My source of sometimes solace, sometimes schadenfreude during graduate school was the Piled Higher and Deeper comic. At one point it also provided the reality check that there are some questions that despite years of study, or ultimately a Ph.D., we cannot answer. Although “why war?” was posed as the unanswerable question for political science, it is just as valid to pose to psychologists, and try as we might we really are in no better position to answer it. Theories and glimmers of insight abound, but in many ways the human mind is just as impenetrable today as it was a hundred years ago, in the buildup to the first world war.

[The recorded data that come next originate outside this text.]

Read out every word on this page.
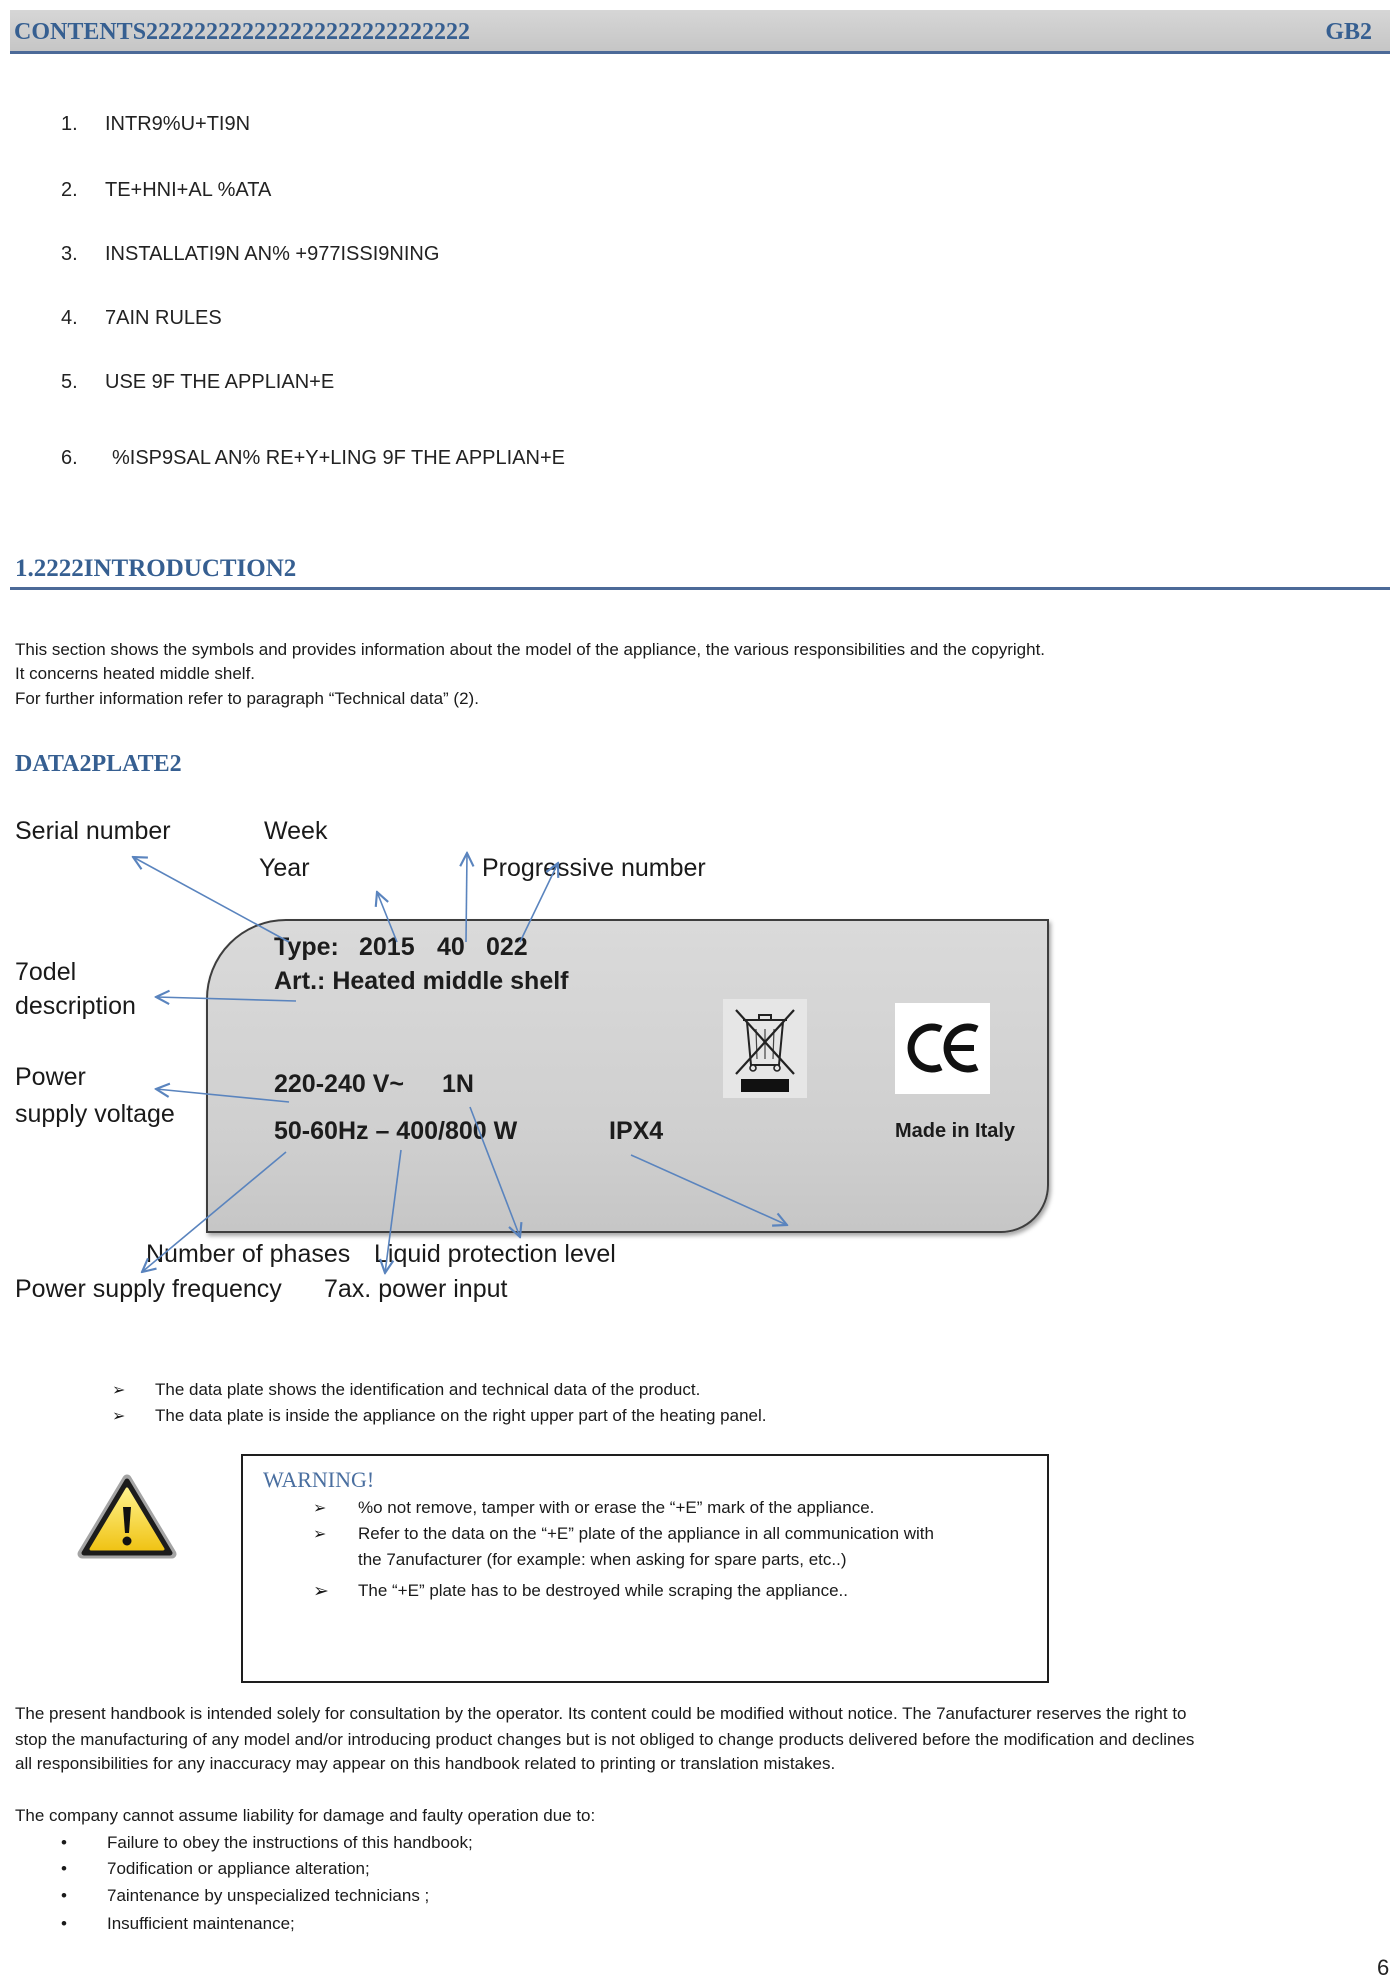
CONTENTS222222222222222222222222222	GB2
1. INTR9%U+TI9N
2. TE+HNI+AL %ATA
3. INSTALLATI9N AN% +977ISSI9NING
4. 7AIN RULES
5. USE 9F THE APPLIAN+E
6. %ISP9SAL AN% RE+Y+LING 9F THE APPLIAN+E
1.2222INTRODUCTION2
This section shows the symbols and provides information about the model of the appliance, the various responsibilities and the copyright.
It concerns heated middle shelf.
For further information refer to paragraph “Technical data” (2).
DATA2PLATE2
Type: 2015 40 022
Art.: Heated middle shelf
220-240 V~ 1N
50-60Hz – 400/800 W	IPX4	Made in Italy
Serial number	Week
Year	Progressive number
7odel
description
Power
supply voltage
Number of phases Liquid protection level
Power supply frequency 7ax. power input
➢ The data plate shows the identification and technical data of the product.
➢ The data plate is inside the appliance on the right upper part of the heating panel.
WARNING!
➢ %o not remove, tamper with or erase the “+E” mark of the appliance.
➢ Refer to the data on the “+E” plate of the appliance in all communication with
the 7anufacturer (for example: when asking for spare parts, etc..)
➢ The “+E” plate has to be destroyed while scraping the appliance..
The present handbook is intended solely for consultation by the operator. Its content could be modified without notice. The 7anufacturer reserves the right to
stop the manufacturing of any model and/or introducing product changes but is not obliged to change products delivered before the modification and declines
all responsibilities for any inaccuracy may appear on this handbook related to printing or translation mistakes.
The company cannot assume liability for damage and faulty operation due to:
• Failure to obey the instructions of this handbook;
• 7odification or appliance alteration;
• 7aintenance by unspecialized technicians ;
• Insufficient maintenance;
6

But the unanswerable questions keep drawing us back, because it is so important that we learn the answer (if only because – if you followed that link to the comic – we don’t want to buy a new car). And for the next month I will be attempting to answer the unanswerable, or at least distill small fragments of potential answers. Another professor and 17 of our students will be doing the same, as part of a January Term course called the Psychology of World War.
For us, this will not just be an academic exercise; the seed of this study abroad course was the vision of discussing obedience on the grounds of a concentration camp, and I do not think all of the documentaries and memoirs I have studied in the past few months have truly prepared me for the reality of that moment. For you, the best I can offer is a little psychology, a little reflection, and perhaps a few pictures down the line; but even words alone can be powerful, if they are the rig words.

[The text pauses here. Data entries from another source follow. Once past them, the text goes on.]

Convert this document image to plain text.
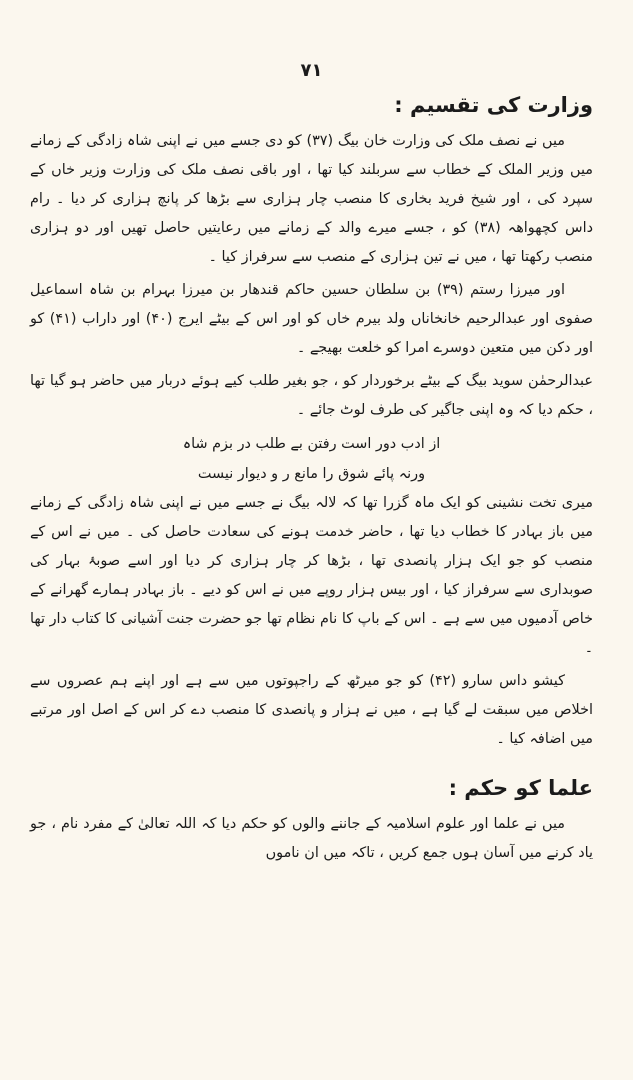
۷۱
وزارت کی تقسیم :

میں نے نصف ملک کی وزارت خان بیگ (۳۷) کو دی جسے میں نے اپنی شاہ زادگی کے زمانے میں وزیر الملک کے خطاب سے سربلند کیا تھا ، اور باقی نصف ملک کی وزارت وزیر خاں کے سپرد کی ، اور شیخ فرید بخاری کا منصب چار ہزاری سے بڑھا کر پانچ ہزاری کر دیا ۔ رام داس کچھواھہ (۳۸) کو ، جسے میرے والد کے زمانے میں رعایتیں حاصل تھیں اور دو ہزاری منصب رکھتا تھا ، میں نے تین ہزاری کے منصب سے سرفراز کیا ۔

اور میرزا رستم (۳۹) بن سلطان حسین حاکم قندھار بن میرزا بہرام بن شاہ اسماعیل صفوی اور عبدالرحیم خانخاناں ولد بیرم خاں کو اور اس کے بیٹے ایرج (۴۰) اور داراب (۴۱) کو اور دکن میں متعین دوسرے امرا کو خلعت بھیجے ۔

عبدالرحمٰن سوید بیگ کے بیٹے برخوردار کو ، جو بغیر طلب کیے ہوئے دربار میں حاضر ہو گیا تھا ، حکم دیا کہ وہ اپنی جاگیر کی طرف لوٹ جائے ۔

از ادب دور است رفتن بے طلب در بزم شاہ

ورنہ پائے شوق را مانع ر و دیوار نیست

میری تخت نشینی کو ایک ماہ گزرا تھا کہ لالہ بیگ نے جسے میں نے اپنی شاہ زادگی کے زمانے میں باز بہادر کا خطاب دیا تھا ، حاضر خدمت ہونے کی سعادت حاصل کی ۔ میں نے اس کے منصب کو جو ایک ہزار پانصدی تھا ، بڑھا کر چار ہزاری کر دیا اور اسے صوبۂ بہار کی صوبداری سے سرفراز کیا ، اور بیس ہزار روپے میں نے اس کو دیے ۔ باز بہادر ہمارے گھرانے کے خاص آدمیوں میں سے ہے ۔ اس کے باپ کا نام نظام تھا جو حضرت جنت آشیانی کا کتاب دار تھا ۔

کیشو داس سارو (۴۲) کو جو میرٹھ کے راجپوتوں میں سے ہے اور اپنے ہم عصروں سے اخلاص میں سبقت لے گیا ہے ، میں نے ہزار و پانصدی کا منصب دے کر اس کے اصل اور مرتبے میں اضافہ کیا ۔

علما کو حکم :

میں نے علما اور علوم اسلامیہ کے جاننے والوں کو حکم دیا کہ اللہ تعالیٰ کے مفرد نام ، جو یاد کرنے میں آسان ہوں جمع کریں ، تاکہ میں ان ناموں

There will be more than just the why of war, in the day-to-day; there is so much more to be understood in the impact of war on soldiers, on children, even on the field of psychology. I am gearing up to teach about moral decision making, the power of propaganda, the stickiness and insidiousness of belief, and the marks trauma will leave on the brain. I am also preparing to learn, from my social psychologist co-teacher, about prejudice, and group formation on the battlefield. Every one of these questions, though, is in its own way trying to answer that one overarching puzzle – why war?

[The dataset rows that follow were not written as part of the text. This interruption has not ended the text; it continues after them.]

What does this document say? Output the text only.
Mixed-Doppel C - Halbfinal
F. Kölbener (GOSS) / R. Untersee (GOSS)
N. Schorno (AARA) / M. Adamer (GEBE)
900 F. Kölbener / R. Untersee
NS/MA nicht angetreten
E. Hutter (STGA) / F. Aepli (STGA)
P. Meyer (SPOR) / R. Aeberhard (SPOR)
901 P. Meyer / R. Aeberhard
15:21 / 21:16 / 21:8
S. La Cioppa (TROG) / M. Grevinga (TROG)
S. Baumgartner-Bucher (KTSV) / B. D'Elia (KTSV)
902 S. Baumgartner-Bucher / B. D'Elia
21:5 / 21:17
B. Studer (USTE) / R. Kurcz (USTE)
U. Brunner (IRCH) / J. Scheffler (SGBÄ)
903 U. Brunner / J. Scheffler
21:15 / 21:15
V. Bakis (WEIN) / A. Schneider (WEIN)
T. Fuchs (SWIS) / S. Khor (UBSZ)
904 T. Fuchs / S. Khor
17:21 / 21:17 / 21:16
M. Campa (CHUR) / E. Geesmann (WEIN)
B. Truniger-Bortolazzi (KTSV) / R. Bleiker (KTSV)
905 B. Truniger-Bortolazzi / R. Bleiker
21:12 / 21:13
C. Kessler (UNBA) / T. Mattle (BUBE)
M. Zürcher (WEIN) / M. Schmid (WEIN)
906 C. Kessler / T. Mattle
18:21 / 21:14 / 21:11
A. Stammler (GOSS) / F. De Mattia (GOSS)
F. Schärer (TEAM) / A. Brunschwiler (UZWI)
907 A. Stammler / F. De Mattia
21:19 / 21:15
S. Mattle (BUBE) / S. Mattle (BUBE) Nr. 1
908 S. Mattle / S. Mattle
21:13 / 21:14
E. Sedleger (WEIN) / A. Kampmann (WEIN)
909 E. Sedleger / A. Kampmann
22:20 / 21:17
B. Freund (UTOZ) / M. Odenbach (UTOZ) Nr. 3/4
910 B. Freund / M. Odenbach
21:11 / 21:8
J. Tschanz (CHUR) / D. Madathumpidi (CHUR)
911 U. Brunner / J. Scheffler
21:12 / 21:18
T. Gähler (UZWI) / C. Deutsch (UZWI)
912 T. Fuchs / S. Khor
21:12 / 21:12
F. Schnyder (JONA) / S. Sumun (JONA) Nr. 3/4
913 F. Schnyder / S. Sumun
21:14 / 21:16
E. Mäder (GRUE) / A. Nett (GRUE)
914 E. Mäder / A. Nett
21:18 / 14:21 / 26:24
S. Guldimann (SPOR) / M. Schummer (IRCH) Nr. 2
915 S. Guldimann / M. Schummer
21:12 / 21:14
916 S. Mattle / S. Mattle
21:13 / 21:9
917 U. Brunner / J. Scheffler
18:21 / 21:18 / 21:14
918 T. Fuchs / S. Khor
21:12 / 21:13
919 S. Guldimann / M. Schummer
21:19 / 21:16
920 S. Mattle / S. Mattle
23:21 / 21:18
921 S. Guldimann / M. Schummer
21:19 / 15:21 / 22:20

So come along for the ride. The practical impact on the blog is that the usual Monday/Thursday update schedule is going out the window; some posts are being written in advance, some will be written the evening of an experience; some might come in twos or threes after a few days off, depending on my Internet access in the hotels of Europe and my energy levels after shepherding so many young adults through foreign countries. I can guarantee no answers…but I do hope to offer some insight.